When people click through to a new page, they run a risk of not finding what they need and therefore backtracking. When pages load slowly, this cost is very high, and people will spend more time carefully reading through the links and choosing the most suitable option.

On the other hand, when there are a large number of links (consider all the portals that show hundreds of options on a single page), then the cost of reading every link is high, and people will decide to try following, a link rather than finish reading the remaining options.
This cost tradeoff affects how many links we display on a given page.

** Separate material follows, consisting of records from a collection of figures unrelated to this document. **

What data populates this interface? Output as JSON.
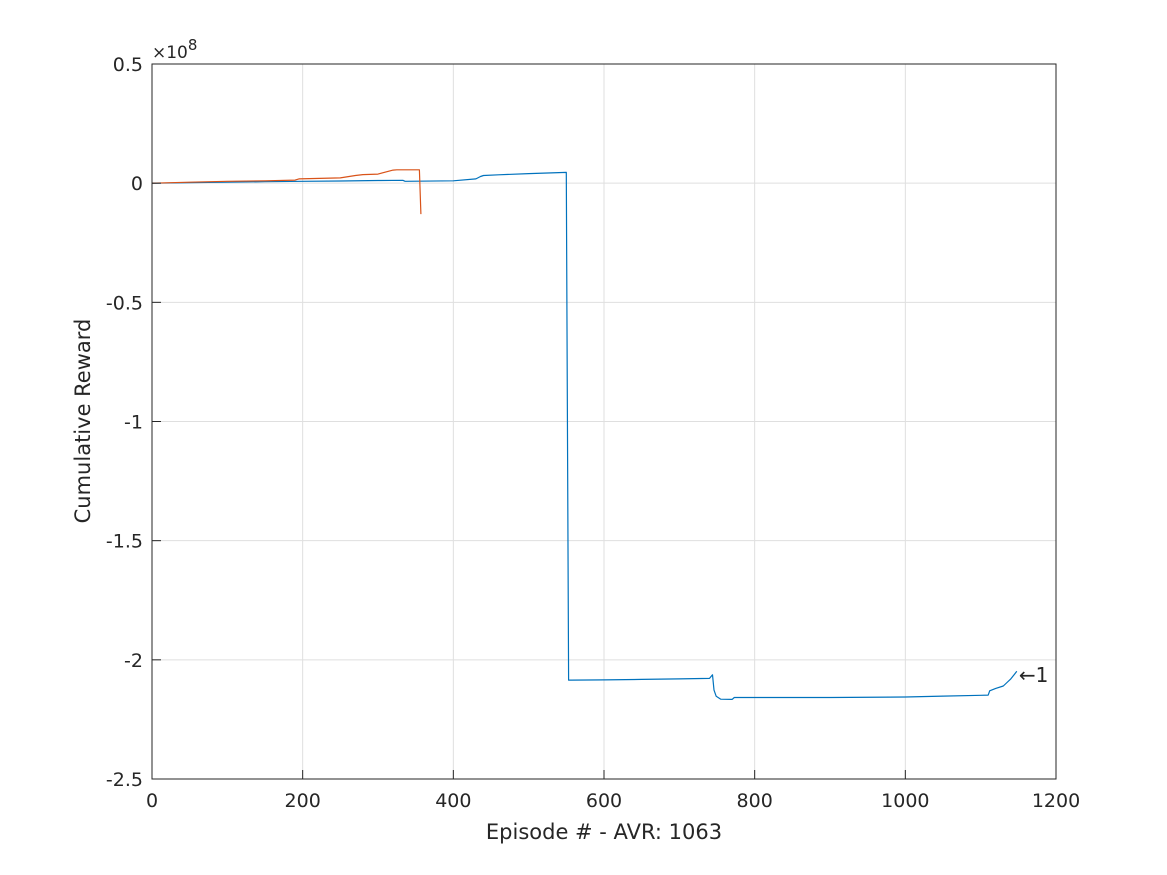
{
  "chart_data": {
    "type": "line",
    "xlabel": "Episode # - AVR: 1063",
    "ylabel": "Cumulative Reward",
    "xlim": [
      0,
      1200
    ],
    "ylim": [
      -2.5,
      0.5
    ],
    "y_exponent_label": "×10",
    "y_exponent": "8",
    "x_ticks": [
      0,
      200,
      400,
      600,
      800,
      1000,
      1200
    ],
    "y_ticks": [
      0.5,
      0,
      -0.5,
      -1,
      -1.5,
      -2,
      -2.5
    ],
    "x_tick_labels": [
      "0",
      "200",
      "400",
      "600",
      "800",
      "1000",
      "1200"
    ],
    "y_tick_labels": [
      "0.5",
      "0",
      "-0.5",
      "-1",
      "-1.5",
      "-2",
      "-2.5"
    ],
    "grid": true,
    "series": [
      {
        "color": "#0072BD",
        "x": [
          0,
          50,
          100,
          150,
          200,
          250,
          300,
          333,
          336,
          400,
          430,
          436,
          440,
          460,
          500,
          550,
          553,
          556,
          600,
          650,
          700,
          740,
          744,
          746,
          749,
          755,
          770,
          773,
          800,
          900,
          1000,
          1050,
          1100,
          1110,
          1112,
          1120,
          1130,
          1135,
          1140,
          1145,
          1148
        ],
        "y": [
          0,
          0.002,
          0.004,
          0.006,
          0.008,
          0.009,
          0.011,
          0.012,
          0.008,
          0.01,
          0.018,
          0.028,
          0.032,
          0.035,
          0.04,
          0.045,
          -2.085,
          -2.085,
          -2.084,
          -2.082,
          -2.08,
          -2.078,
          -2.063,
          -2.127,
          -2.153,
          -2.165,
          -2.166,
          -2.158,
          -2.158,
          -2.158,
          -2.156,
          -2.152,
          -2.149,
          -2.148,
          -2.13,
          -2.12,
          -2.11,
          -2.095,
          -2.08,
          -2.06,
          -2.048
        ]
      },
      {
        "color": "#D95319",
        "x": [
          0,
          50,
          100,
          150,
          190,
          195,
          250,
          270,
          280,
          300,
          320,
          325,
          355,
          357
        ],
        "y": [
          0,
          0.004,
          0.008,
          0.01,
          0.013,
          0.018,
          0.022,
          0.032,
          0.036,
          0.038,
          0.055,
          0.056,
          0.056,
          -0.13
        ]
      }
    ],
    "annotation": {
      "text": "←1",
      "x": 1148,
      "y": -2.063
    }
  }
}
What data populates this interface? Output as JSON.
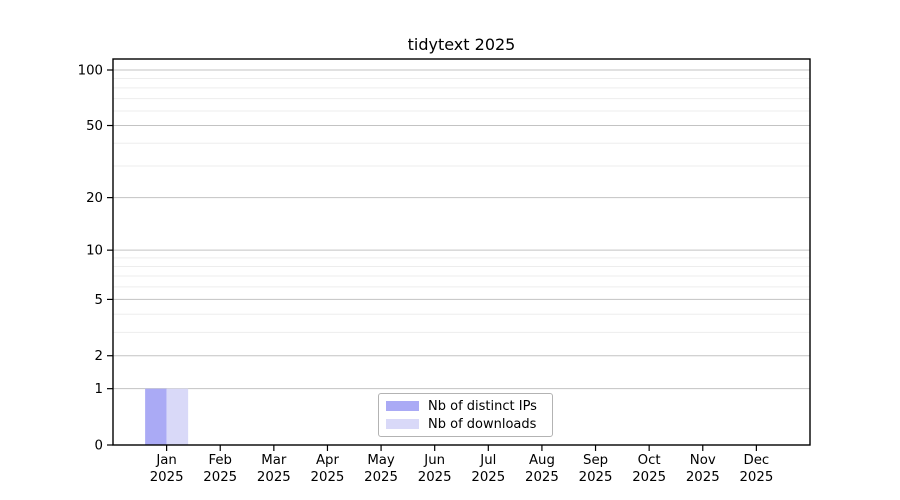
{
  "chart_data": {
    "type": "bar",
    "title": "tidytext 2025",
    "categories": [
      {
        "month": "Jan",
        "year": "2025"
      },
      {
        "month": "Feb",
        "year": "2025"
      },
      {
        "month": "Mar",
        "year": "2025"
      },
      {
        "month": "Apr",
        "year": "2025"
      },
      {
        "month": "May",
        "year": "2025"
      },
      {
        "month": "Jun",
        "year": "2025"
      },
      {
        "month": "Jul",
        "year": "2025"
      },
      {
        "month": "Aug",
        "year": "2025"
      },
      {
        "month": "Sep",
        "year": "2025"
      },
      {
        "month": "Oct",
        "year": "2025"
      },
      {
        "month": "Nov",
        "year": "2025"
      },
      {
        "month": "Dec",
        "year": "2025"
      }
    ],
    "series": [
      {
        "name": "Nb of distinct IPs",
        "color": "#aaaaf5",
        "values": [
          1,
          0,
          0,
          0,
          0,
          0,
          0,
          0,
          0,
          0,
          0,
          0
        ]
      },
      {
        "name": "Nb of downloads",
        "color": "#d9d9f8",
        "values": [
          1,
          0,
          0,
          0,
          0,
          0,
          0,
          0,
          0,
          0,
          0,
          0
        ]
      }
    ],
    "y_scale": "log1p",
    "y_major_ticks": [
      0,
      1,
      2,
      5,
      10,
      20,
      50,
      100
    ],
    "y_minor_ticks": [
      3,
      4,
      6,
      7,
      8,
      9,
      30,
      40,
      60,
      70,
      80,
      90
    ],
    "ylim": [
      0,
      115
    ],
    "xlabel": "",
    "ylabel": "",
    "grid": "horizontal",
    "legend_position": "lower center"
  },
  "style": {
    "major_grid_color": "#c3c3c3",
    "minor_grid_color": "#ededed",
    "spine_color": "#000000",
    "tick_label_color": "#000000"
  }
}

If there are too many, people won’t read all the options.

If there are too few, people are more likely to make an error in their selection because the labels are less informative and specific. Because pages don’t download instantaneously, people are generally more willing to read through lists of links than we expect, and so a larger number of links is appropriate.

This tradeoff also suggests that we need to minimize these costs, so keep the download time of pages short of minimize the page traversal time, and make link labels clear and legible to minimize scan time.

A popular but ill-conceived techniques is to use icons for links and to use rollovers to display the labels.

This is called mystery meat navigation (you’re not sure what meat you’ve got until you bite into it) or minesweeping (let’s roll over everything and see if any surprises pop up.

The problem with such an approach is that you’ve dramatically added to the cost of scanning through the alternatives of where to go on the web site, thus significantly slowing down site navigation.

As much as possible, try to make the navigation self-explanatory at a glance rather than forcing users through a problem-solving process.

Garden Paths
When people confidently follow a sequence of links that seems to lead to their goal only to find that what they’re looking for isn’t there, this is called a garden path, a pretty path that leads to nothing.

At the end of a garden path, people have several options: abandon the search in exasperation (a lot uncommon choice); backtrack using the Back button until they find a feasible alternate route; click on the Home button and start the search from scratch; follow the main navigation links to look in another area (saving one step versus going to the home page); or visit one of these pages that offers some help: Help FAQ, Contact, Site Map, Site Index, Search. You’ll see each of these strategies, so support each alternative.

Sense-Making
The process of piecing together a mental map of a site from the information provided is sometimes called sense-making. People may form a mental map from the moment they see the first page on your site, but they progressively refine this model as they visit each page.

Since people may follow many different paths through your site, make sure that the sequence of pages they view will add up to a coherent story no matter what path the user takes.

In forming this mental map of your site, users are also ganging the scope of your site, estimating how much information is available, how many pages are likely to be involved, how broadly you sample topics, and how specifically you address topics.

They estimate the scope of the site based on what you explicitly say is the topic of the site, how comprehensive your links appear to be, and how detailed your page content is.

For a large site, it can be very difficult to articulate for the user how much detail you provide, but communicating this may be essential to keeping the user engaged with your site.

Knowledge of the scope helps users decide if certain information will be available on your site, decide when they’ve finished reading the relevant information (very important for information foraging), and decide whether they have the time to read the information now or need to return later.